A survey of UK homeowners found that 73 per cent are worried that a mortgage holiday will impact their credit rating, with 10 per cent believing it will “definitely” have a negative affect on their score.
The deadline for applying for a pause in mortgage payments is 31 March.
Mortgage holidays – which allow property owners to pause repayments for a set amount of time -have helped to relieve one of the biggest fiscal outgoings for homeowners during the pandemic.
However, the mortgage break will have to be repaid eventually, either through an increase in monthly payments or the length of the loan’s term.
Experts at mortgage broker Haysto, which conducted the survey of 2,012 UK adults, said taking a mortgage holiday during the pandemic should not affect credit scores.
Paul Coss, co-founder of Haysto, recommended that homeowners double check with their lender to ensure credit scores will not take a hit.
Future lenders will be able to see gaps in the payment history, Coss said.
“This isn’t necessarily a bad thing, but it’s worth bearing in mind that it could affect a lender’s decision in the future.”
During the pandemic, a pause in mortgage payments may help some families keep on top of finances, but “you’ll have to pay it back eventually. To make up for the holiday, you’ll either increase your monthly payments, or your mortgage term will be extended,” Coss added.

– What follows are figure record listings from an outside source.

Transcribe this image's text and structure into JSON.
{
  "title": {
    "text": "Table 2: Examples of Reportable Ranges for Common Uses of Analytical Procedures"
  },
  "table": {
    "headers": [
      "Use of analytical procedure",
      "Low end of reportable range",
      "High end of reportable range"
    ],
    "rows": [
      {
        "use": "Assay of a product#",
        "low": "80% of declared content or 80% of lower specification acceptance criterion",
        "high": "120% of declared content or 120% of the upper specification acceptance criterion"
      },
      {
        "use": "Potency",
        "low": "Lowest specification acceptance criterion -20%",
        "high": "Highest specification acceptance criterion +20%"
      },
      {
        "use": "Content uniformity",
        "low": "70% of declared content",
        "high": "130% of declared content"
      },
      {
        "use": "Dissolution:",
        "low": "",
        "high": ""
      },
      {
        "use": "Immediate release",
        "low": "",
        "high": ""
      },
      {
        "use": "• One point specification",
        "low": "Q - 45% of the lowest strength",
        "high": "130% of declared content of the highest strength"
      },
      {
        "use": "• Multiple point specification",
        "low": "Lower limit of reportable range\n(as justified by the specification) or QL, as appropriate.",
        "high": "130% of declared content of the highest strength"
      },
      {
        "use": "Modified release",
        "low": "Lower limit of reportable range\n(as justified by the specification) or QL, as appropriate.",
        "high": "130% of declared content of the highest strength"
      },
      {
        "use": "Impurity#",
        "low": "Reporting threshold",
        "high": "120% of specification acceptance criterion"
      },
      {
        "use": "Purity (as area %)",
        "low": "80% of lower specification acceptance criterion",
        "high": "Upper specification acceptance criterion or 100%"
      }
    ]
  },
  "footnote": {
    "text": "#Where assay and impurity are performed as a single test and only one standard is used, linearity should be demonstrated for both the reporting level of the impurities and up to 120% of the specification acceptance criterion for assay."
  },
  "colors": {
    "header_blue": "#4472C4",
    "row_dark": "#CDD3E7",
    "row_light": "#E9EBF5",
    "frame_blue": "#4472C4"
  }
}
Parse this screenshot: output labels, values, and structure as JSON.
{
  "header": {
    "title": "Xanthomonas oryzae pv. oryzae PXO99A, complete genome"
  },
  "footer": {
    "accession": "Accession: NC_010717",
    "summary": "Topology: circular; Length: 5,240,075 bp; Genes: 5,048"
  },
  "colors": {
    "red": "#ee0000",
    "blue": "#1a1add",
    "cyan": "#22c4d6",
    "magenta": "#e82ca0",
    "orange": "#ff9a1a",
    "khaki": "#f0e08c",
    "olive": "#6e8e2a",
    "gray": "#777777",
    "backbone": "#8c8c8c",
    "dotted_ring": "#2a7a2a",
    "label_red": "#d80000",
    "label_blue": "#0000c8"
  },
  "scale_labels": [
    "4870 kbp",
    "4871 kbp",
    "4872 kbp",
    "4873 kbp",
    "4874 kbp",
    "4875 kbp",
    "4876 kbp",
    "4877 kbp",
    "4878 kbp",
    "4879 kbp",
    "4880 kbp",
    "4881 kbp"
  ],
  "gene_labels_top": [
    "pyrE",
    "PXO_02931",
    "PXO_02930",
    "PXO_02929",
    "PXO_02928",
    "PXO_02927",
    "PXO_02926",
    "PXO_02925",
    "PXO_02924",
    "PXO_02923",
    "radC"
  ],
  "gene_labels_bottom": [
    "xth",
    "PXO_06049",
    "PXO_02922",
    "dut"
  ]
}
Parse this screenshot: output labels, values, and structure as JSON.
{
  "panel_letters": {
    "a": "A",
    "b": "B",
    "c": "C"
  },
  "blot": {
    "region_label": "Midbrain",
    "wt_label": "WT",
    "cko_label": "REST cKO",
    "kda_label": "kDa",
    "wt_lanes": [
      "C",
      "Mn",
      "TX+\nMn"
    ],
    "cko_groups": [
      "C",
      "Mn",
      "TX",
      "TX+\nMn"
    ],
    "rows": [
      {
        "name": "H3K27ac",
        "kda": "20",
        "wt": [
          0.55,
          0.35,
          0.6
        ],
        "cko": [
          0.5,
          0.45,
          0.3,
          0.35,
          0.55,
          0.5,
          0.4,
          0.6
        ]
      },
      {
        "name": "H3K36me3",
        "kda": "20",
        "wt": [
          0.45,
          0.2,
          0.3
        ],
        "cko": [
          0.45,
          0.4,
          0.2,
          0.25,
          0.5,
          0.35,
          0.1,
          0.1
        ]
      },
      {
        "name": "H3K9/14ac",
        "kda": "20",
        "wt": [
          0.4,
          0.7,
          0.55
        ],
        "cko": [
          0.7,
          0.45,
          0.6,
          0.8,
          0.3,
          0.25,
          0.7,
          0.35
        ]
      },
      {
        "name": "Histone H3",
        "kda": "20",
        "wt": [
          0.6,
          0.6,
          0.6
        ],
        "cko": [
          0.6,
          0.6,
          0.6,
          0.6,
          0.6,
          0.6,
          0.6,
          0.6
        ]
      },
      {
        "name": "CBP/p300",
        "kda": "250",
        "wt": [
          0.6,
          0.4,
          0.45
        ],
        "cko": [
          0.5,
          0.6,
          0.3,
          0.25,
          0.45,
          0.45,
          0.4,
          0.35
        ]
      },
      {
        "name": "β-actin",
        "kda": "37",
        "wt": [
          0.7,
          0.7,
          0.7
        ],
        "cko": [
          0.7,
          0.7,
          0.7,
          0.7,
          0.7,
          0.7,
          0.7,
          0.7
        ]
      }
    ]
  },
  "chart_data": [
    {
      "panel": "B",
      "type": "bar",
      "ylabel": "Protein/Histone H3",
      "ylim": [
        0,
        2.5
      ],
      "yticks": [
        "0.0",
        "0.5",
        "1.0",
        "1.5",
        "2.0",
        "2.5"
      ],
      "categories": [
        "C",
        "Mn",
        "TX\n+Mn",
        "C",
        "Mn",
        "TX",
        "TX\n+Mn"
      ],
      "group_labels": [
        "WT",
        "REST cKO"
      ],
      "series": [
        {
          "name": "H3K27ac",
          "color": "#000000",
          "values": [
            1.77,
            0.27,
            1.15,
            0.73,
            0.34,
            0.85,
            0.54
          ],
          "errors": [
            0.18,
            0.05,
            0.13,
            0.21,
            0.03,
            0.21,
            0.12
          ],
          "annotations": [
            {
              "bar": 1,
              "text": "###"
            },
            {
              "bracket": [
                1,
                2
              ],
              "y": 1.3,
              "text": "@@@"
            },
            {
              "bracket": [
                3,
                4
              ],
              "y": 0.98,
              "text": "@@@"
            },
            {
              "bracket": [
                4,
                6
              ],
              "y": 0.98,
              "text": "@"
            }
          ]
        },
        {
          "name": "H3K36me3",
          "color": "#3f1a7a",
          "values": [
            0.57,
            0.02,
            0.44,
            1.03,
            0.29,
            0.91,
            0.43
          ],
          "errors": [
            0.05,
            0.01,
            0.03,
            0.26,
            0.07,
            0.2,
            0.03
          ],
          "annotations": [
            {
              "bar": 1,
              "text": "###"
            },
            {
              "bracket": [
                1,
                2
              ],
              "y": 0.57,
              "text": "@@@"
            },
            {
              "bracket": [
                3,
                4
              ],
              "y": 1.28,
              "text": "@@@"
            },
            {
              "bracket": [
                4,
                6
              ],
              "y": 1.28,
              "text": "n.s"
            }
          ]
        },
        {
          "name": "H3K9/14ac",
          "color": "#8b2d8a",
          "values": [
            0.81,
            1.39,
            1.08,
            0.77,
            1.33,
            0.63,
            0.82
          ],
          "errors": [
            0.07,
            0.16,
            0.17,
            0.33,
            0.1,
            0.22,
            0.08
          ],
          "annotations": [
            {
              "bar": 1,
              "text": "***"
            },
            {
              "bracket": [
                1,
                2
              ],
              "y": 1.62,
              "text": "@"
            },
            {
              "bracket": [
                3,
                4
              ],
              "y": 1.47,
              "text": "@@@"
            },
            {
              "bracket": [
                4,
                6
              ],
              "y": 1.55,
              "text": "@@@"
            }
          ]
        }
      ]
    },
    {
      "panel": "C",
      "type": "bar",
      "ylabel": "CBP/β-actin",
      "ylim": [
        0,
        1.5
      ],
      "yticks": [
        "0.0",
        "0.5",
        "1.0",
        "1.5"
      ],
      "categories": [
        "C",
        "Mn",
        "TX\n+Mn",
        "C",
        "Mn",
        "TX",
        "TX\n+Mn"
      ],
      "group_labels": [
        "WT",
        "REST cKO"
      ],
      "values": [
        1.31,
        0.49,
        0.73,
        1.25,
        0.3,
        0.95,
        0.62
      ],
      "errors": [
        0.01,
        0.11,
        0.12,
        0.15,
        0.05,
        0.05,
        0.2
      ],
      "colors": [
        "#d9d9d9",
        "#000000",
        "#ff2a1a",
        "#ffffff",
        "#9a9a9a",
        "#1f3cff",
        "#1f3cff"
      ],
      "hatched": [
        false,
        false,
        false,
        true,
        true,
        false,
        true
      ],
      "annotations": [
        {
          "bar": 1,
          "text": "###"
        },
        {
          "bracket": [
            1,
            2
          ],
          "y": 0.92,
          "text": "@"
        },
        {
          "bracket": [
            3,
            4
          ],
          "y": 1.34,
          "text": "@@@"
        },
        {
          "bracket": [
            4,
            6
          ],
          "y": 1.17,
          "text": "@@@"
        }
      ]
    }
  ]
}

The payment holiday can be for a maximum of six months and there is no fee required, but interest may stack up in the long term, the co-founder warned.
“It’s best to weigh up your options before going ahead with a holiday.”
Coss advised homeowners to first find out if they are eligible for a mortgage holiday before cancelling a direct debit, which would damage credit ratings.
“Most of the time, you won’t need to amend your direct debit, as your lender will simply pause taking the money while you’re on the mortgage payment holiday,” he explained.
For buy-to-let mortgage owners, the process may be harder as the holiday regulations are not covered by the FCA, however, landlords with tenants who have been financially affected by the pandemic may be covered.
“If you manage to get a buy-to-let mortgage holiday, you’ll be expected to give your tenants a rent holiday too,” Coss added.
The pause in payment is also available to those in mortgage arrears, however, there are slightly different rules for holiday requests that are not due to Covid-19 impacts.
“If you’re worried about repossession, you can’t currently be repossessed (without your permission) until 1st April 2021. If you’re in a Debt Management Plan (DMP), you should still be eligible for a mortgage holiday. But if you’re struggling, it really is best to speak to your lender who will be able to help you,” Coss said.